Milking the dairy industry dry leaves us all poorer

Once upon a time, two large milk wholesaling companies faced public backlash about their decision to unexpectedly pay dairy farmers less for milk than it cost to produce and apply it retrospectively.

The good consumers of Australia, frothing with outrage, supported the local farmers by buying the named brands milks at the local supermarkets and took photos of the sold out sections of milk fridges and plastered them all over social media. The supermarket brand milk remained on the shelves and the consumers conveniently ignored the fact they had propped up this unsustainable system by buying $1 a litre milk for the preceding two years.

Meanwhile, in a spectacular display of cynical cause-related marketing, Coles, one of the originators of the $1 a litre milk in 2011, launched a special brand of milk that was more expensive with 20c from every sale going to a fund for the farmers.

This is the same supermarket chain that signed a 10-year milk supply deal with Murray Goulbourn, that according to their public statements at the time it would be ‘a major win for farmers because we cut out the middle man and farmers get a bigger share of the retail price’. Three years in, that doesn’t appear to be working.
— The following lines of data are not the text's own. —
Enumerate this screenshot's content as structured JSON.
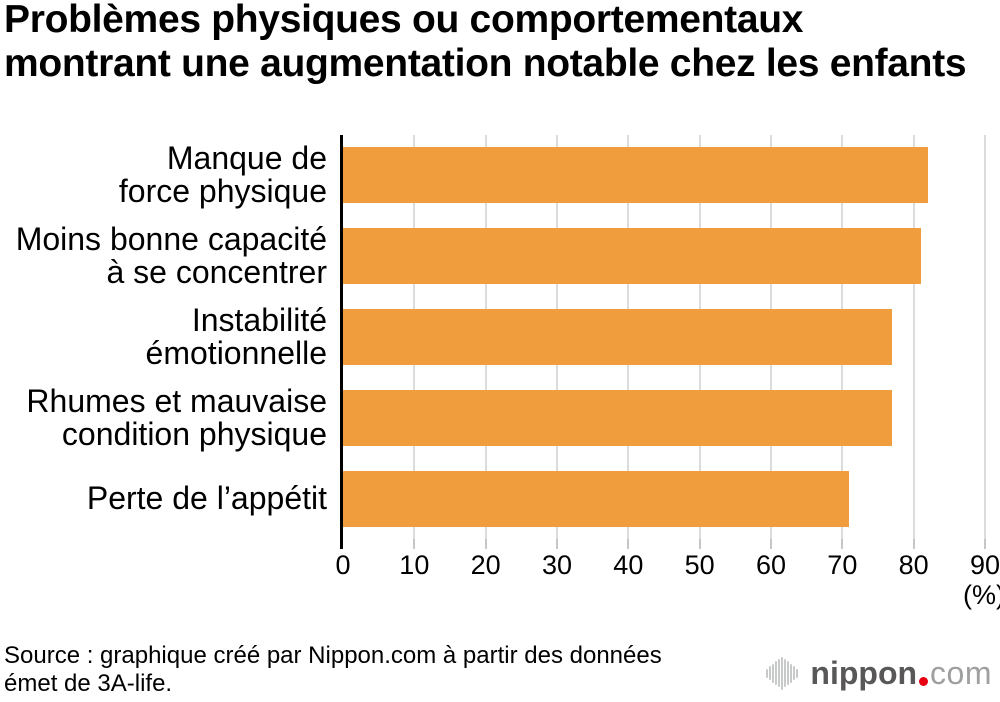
{
  "title": "Problèmes physiques ou comportementaux\nmontrant une augmentation notable chez les enfants",
  "chart_data": {
    "type": "bar",
    "orientation": "horizontal",
    "title": "Problèmes physiques ou comportementaux montrant une augmentation notable chez les enfants",
    "categories": [
      "Manque de\nforce physique",
      "Moins bonne capacité\nà se concentrer",
      "Instabilité\némotionnelle",
      "Rhumes et mauvaise\ncondition physique",
      "Perte de l’appétit"
    ],
    "values": [
      82,
      81,
      77,
      77,
      71
    ],
    "xlim": [
      0,
      90
    ],
    "xticks": [
      0,
      10,
      20,
      30,
      40,
      50,
      60,
      70,
      80,
      90
    ],
    "xlabel_unit": "(%)",
    "grid": true,
    "legend": "none",
    "bar_color": "#F09E3D",
    "gridline_color": "#DCDCDC",
    "tick_color": "#C6C6C6",
    "axis_color": "#000000"
  },
  "source": {
    "text": "Source : graphique créé par Nippon.com à partir des données\német de 3A-life."
  },
  "logo": {
    "name": "nippon",
    "tld": "com",
    "icon": "soundwave-bars-icon",
    "name_color": "#595757",
    "tld_color": "#9EA0A0",
    "dot_color": "#E60012",
    "icon_color": "#C8C9C9"
  }
}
The real bottom line in this ethical conundrum that we all need to consider, how much do we value our dairy industry? How important is it for Australian to be able to produce its own milk and dairy products and, if that is important, what is a viable price to pay the farmers who make it?

For the investment managers investing in Woolworths and Wesfarmers (the owner of Coles), an important question is when the stand over tactics of the supermarkets’ on their suppliers actually starts destroying the economic value of an entire industry, is it time to look more broadly than just what creates profit margin for the two powerful distributors?

Beyond the marketing, the real story is, in 2011 the supermarkets, started offering $1 a litre milk, purportedly to make milk ‘affordable’ for more people, even though it has been bought by the majority as a valued staple food for decades. Cheap milk was the enticement to get customers in the door and then get them spend up on other higher margin products. It was part of a vicious price war between the two major supermarket chains in an attempt to defend and grow their market share.

It was never going to be the supermarkets that bore the brunt of the price cut, they can choke the distribution channels, so held the power to pass financial pain onto their suppliers. And the institutional investors who bought shares in Woolworths and Wesfarmers (the owners of Coles) approved of this margin clawback because it delivered on the profit line.

And the customers bought the $1 milk, telling themselves that is what they could afford. Until now.

This week’s debate about the value of the Australian dairy industry, what is reasonable for the farmers to earn and what we are prepared to pay for milk the perfect parable to demonstrate the cause and effect of valuing the profitability of the dominant and powerful groups in a production chain, over the value of the product and industry itself to a society.

Murray Goulbourn and Fonterra are not blameless either. MG were briefing shareholders this month that there was no concern with their financial stability, with a strong balance sheet and a growing business, but in the same breath talking about a Support Package for farmers to spread the impact of the cost cuts over the next three years. So, they won’t absorb any of the price pain, but are happy to pummel the farmers, without whom, they wouldn’t have a product to sell.

We, as members of superannuation funds and other investment vehicles, provide the capital to the likes of Woolworths, Coles and Murray Goulbourn and we can use our collective power to be more thoughtful about the impact of their profit seeking on entire industries. Pushing the pain down to the most powerless group in a supply chain makes us all poorer.